The 6'5", 241-pound Roethlisberger will pose a far different challenge than either Manning or Brady. Rex Ryan and Mike Pettine won a chessmatch with Manning on Wild Card Weekend, playing coverage instead of sending numbers and forcing the crafty vet to select 27 runs against 26 passes. Then the Green & White simply dominated the trenches against Brady's line, amassing five sacks while devising coverage schemes that clearly frustrated a bruised TB.

But Roethlisberger brings a defensive mindset to the Steelers' offense.

"Tom Brady is not looking to move and is looking to be hit. Ben Roethlisberger wants to be hit," said Pryce. "There is a much different mentality and he brings a tough-guy mentality to the game."

Pryce, a 35-year-old who was signed as a free agent on Sept. 29 to help the interior pass rush, is in familiar territory. When he lines up Sunday with a Super Bowl berth on the line, he will appear in his fifth AFC Championship Game and fourth against the Steelers.

"You have to be really careful with the running game. They have a great back [Rashard Mendenhall] and they have Hines Ward, who's been doing it for so long and at such a high level. You welcome those kinds of challenges because you don't get them very often," he said.

"And to play against a storied franchise at this stage of the game, at this point in my life and for the Jets to be here two times in a row in the AFC Championship with a first-time head coach and a rookie and second-year quarterback, it's pretty special."

The Steelers have homefield advantage, but they're just 1-2 in conference championship games at Heinz Field. Meanwhile the Jets hope to gain a fifth road playoff win in two years Sunday at a site of perhaps their most impressive regular-season triumph. The Green & White prevented a three-game slide by turning aside Roethlisberger and the Steelers by a 22-17 count on Dec. 19, holding Big Ben (23-44-264-1 TD) out of the end zone after he drove his club down to the Jets' 10 with 10 seconds remaining.

"The home teams in championship games falter under pressure because they don't have just the pressure they put on themselves but the pressure of 90,000 people watching them in the stadium, all their fans, and that can be a lot to overcome," Pryce said. "If you get behind and the whole stadium is thinking, 'Oh, my God, we're going to lose,' then you're going to lose. Whereas the visiting team, all you have is your 56 guys. So the pressure is on them — not on us."

The Jets sacked Roethlisberger three times during their Week 15 win, but the Steelers outgained the visitors, 378 yards to 276, and ran 72 offensive plays to 57. Roethlisberger's strength and mobility allowed him to lengthen plays and the Steelers converted on 11 of their 17 third downs (65 percent).

"The only way you prepare for Big Ben is if we can bring him in here and let him run our scout team," said Pryce. "He can run and he's as big as a left tackle. I mean I'm big and I've bounced off him many a day."

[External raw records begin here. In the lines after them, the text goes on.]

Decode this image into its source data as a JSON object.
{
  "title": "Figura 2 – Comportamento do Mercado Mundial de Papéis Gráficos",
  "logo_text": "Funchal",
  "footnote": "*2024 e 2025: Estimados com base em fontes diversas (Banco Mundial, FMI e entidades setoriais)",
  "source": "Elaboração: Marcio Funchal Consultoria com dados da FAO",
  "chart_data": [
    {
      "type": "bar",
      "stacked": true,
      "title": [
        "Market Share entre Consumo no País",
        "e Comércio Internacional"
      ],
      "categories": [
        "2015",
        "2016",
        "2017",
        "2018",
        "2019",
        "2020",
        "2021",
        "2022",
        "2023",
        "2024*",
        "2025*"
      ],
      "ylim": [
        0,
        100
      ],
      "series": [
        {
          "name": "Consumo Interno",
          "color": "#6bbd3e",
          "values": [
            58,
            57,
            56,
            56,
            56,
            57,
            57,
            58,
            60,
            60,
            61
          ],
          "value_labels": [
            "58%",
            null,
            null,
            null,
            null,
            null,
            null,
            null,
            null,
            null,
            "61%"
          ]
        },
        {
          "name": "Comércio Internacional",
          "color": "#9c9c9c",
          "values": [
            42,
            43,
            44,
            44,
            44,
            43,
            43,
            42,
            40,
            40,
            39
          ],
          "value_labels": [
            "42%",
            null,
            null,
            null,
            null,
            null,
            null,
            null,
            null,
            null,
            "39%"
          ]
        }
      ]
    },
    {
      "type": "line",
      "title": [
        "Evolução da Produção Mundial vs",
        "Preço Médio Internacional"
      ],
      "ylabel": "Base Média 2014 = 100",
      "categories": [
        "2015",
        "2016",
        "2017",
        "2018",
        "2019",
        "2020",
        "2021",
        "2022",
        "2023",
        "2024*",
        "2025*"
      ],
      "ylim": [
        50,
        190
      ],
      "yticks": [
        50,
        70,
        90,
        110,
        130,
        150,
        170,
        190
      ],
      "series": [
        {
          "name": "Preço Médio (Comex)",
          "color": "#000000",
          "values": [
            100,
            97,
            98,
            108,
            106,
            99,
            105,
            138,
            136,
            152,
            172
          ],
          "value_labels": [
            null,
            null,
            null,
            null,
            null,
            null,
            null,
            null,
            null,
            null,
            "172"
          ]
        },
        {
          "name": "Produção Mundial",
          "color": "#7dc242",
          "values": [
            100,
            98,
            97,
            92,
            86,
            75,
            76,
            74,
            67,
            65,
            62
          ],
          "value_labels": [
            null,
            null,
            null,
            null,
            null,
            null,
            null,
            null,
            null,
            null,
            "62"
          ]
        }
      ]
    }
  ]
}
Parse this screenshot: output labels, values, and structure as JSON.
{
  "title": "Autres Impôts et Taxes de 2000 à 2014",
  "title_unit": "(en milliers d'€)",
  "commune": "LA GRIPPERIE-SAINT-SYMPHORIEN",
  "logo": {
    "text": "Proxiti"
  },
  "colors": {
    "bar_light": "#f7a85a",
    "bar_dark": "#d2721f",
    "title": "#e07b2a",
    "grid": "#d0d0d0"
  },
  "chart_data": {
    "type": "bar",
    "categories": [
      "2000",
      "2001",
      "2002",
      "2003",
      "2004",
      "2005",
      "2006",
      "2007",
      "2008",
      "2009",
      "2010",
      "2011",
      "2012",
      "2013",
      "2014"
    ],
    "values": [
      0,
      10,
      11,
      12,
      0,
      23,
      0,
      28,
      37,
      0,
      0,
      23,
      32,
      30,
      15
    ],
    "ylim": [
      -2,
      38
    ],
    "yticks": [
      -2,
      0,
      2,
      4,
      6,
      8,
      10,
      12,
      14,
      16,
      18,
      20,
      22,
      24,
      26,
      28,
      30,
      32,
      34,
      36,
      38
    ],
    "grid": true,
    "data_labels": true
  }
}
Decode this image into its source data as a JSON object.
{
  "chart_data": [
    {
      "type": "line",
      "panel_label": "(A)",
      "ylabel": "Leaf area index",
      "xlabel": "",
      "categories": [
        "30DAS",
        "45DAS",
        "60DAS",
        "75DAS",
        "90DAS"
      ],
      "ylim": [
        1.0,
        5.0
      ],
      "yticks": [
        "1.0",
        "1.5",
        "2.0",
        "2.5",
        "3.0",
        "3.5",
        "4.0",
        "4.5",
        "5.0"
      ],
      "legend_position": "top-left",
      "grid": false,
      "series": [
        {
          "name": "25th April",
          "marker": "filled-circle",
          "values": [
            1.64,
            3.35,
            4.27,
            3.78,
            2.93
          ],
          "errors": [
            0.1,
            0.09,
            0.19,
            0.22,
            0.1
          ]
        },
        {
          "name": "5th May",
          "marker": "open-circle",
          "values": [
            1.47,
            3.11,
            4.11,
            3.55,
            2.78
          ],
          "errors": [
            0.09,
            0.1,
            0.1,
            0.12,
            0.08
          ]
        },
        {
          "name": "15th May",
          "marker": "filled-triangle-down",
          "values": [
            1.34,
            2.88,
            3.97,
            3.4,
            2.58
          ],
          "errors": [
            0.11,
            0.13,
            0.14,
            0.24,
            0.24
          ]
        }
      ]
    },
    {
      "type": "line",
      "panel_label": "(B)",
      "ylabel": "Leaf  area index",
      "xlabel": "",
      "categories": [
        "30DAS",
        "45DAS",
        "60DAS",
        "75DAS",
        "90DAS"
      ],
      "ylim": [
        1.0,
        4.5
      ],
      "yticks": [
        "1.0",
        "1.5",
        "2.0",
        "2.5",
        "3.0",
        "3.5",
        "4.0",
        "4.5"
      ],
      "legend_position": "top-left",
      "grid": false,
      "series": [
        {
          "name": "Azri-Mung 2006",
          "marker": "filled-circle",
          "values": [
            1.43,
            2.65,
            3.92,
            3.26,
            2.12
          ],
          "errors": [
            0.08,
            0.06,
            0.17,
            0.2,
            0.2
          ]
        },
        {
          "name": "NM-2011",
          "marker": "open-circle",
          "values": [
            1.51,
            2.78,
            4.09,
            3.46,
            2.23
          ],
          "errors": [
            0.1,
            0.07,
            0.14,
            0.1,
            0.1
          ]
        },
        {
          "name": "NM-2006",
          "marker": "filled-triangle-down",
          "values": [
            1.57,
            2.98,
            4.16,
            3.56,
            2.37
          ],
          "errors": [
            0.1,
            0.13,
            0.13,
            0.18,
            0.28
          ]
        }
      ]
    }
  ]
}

They'll meet once again this weekend as Trevor Pryce will appear in his 16th career postseason contest. After winning championships in each of his first two pro seasons with the Denver Broncos, he's hungry for his third. The Steelers denied him a Super Bowl appearance a pair of times, including a 23-14 defeat most recently in 2008 when he played under Ryan in Baltimore, but he got a chance to celebrate as a rookie in Pittsburgh after Denver captured a 24-21 "W" in the AFC Championship Game.

"You want to keep on going and see where the road ends," he said. "Hopefully it ends in Dallas."